“他……他在做什么?”,云龍子牙齒一陣發酸,手中祟扇“唰”一聲打開,上面僅有三個墨色大字……瘋狗病!
賈咚西望了一眼,頓時盯著祟扇眼中放光。
云龍子當即怒喝:“趕緊滾,咱們熟嗎?”
手中祟扇再次揚開,白底扇面之上,一道經典對聯重現。
上聯:錦緞袍子蛆蟲腰。
下聯:功德錢里爛膿包。
橫批:子孫沒福,祖宗沒香!
“姓賈的,你那一顆安神丹藥的賬,老子還沒同你算呢!”
“云龍兄,你想如何算啊?”
“呵,我尋我娘去,她有得是人。”
“勿躁,勿躁啊!”,賈咚西重重扯了一根嘴上胡須,露出大驚之色,“事也不大,何至于驚動令母啊!”
場中。
卻是誰也不見,李十五身上鮮活血色狗影仍存,甚至咧開嘴越笑越歡。
他依舊身處,背刺狗反噬之中。
道玉卻是神色一緊,只見道奴們食下李十五血肉之后,渾身一道道漆黑之氣開始上涌,哪怕他們先吞下無法天之佛肉,依舊被侵蝕的滿身漆黑如墨,讓人望上一眼,就仿佛墮入九幽地獄之中。

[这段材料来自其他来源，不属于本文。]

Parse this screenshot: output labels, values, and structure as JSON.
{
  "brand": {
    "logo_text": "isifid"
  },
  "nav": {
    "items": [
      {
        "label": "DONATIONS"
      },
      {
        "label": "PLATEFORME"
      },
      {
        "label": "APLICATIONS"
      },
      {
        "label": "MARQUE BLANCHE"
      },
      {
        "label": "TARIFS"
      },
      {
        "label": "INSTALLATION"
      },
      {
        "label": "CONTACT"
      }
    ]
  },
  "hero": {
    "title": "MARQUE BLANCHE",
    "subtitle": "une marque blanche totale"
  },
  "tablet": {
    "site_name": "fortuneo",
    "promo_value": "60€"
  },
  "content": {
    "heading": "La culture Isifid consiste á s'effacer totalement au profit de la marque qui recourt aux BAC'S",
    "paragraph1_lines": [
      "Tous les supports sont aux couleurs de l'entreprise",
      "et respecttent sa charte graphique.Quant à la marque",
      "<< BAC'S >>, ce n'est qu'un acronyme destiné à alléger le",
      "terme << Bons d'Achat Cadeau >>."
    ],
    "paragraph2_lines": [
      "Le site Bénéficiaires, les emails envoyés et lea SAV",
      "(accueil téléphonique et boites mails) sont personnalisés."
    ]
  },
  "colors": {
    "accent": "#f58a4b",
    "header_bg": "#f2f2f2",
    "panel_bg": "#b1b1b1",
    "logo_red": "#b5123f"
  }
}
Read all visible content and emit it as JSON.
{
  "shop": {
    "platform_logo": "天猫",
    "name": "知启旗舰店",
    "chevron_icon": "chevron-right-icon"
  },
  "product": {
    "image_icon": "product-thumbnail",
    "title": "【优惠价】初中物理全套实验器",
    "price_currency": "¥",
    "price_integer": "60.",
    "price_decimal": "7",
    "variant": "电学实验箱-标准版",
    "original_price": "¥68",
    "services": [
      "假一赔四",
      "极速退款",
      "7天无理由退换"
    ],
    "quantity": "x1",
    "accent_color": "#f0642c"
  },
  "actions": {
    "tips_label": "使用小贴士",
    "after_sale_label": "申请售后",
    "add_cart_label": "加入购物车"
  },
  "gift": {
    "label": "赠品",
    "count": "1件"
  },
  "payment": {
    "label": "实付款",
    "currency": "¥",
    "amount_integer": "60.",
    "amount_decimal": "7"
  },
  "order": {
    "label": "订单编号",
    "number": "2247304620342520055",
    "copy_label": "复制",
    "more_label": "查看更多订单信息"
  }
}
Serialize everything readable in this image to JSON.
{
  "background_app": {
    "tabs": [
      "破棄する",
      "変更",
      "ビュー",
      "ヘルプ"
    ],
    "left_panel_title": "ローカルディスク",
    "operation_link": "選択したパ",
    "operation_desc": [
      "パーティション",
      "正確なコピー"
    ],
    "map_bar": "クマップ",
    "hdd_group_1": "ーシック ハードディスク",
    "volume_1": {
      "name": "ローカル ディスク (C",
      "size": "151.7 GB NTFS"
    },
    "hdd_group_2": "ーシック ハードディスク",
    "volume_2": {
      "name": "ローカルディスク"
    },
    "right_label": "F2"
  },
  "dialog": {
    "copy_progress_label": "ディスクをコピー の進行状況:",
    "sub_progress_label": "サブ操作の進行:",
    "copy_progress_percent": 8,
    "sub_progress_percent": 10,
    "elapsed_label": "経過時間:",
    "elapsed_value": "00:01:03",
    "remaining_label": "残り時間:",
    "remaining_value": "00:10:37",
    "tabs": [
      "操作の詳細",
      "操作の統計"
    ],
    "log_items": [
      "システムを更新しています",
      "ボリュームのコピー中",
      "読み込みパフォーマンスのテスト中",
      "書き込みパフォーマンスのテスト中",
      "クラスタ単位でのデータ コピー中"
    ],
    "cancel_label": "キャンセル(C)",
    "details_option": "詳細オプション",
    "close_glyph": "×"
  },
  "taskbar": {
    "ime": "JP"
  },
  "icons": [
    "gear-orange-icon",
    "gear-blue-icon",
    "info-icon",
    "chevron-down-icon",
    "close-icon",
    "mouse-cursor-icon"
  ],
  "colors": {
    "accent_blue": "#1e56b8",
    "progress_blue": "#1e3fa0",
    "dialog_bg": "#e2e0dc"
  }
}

且他看見,李十五腳下那道‘影子’,似有了些許變化,原本只是一幅‘李十五弒師圖’,此刻卻是憑空多了一道扭曲身影。
似是一位佝僂老道,快要活過來一般。
他心中莫名一陣驚悚,當即沖入場中,手持一口云紋布袋,將那些道奴百姓們全部裝了進去,這玩意兒,似是一件能存儲活物的寶貝。
道玉沉聲道:“事已畢,該退了。”
一位道人急忙開口:“這佛剎進得來,可是出去的門在哪里?”
這時。
一位青衣小僧面含微笑,緩緩靠了近來,行佛禮道:“各位施主,可是想離開這里?”
賈咚西忙出聲問:“莫急,你先說說自已是什么小僧?”
小僧嘆息開口:“唉,貧僧自然是老實小僧!”
這時。
卻見一具血淋淋骨架子,催動法力發聲道:“各位還是別信得好,他一定不老實,畢竟老實小僧每每被揍得鼻青臉腫,哪像他這般渾身一點傷沒有。”
骨架子,自是李十五。
他身上狗影已消,至于他的血肉,被割下來喂給五百一十二道奴百姓口中,將他們化作一個個小黑人,或稱之是行走的‘人形功德’。
賈咚西若有所思,眼神一亮道:“這些小黑人,似被業力侵蝕至此,說不定殺了他們,會得天道功德獎賞。”
道玉寒聲道:“你殺不了,他們先吞了佛陀肉,被同化成了佛陀模樣,已是自身不朽,你有把握必殺?倒是沾染業力的可能性更大!”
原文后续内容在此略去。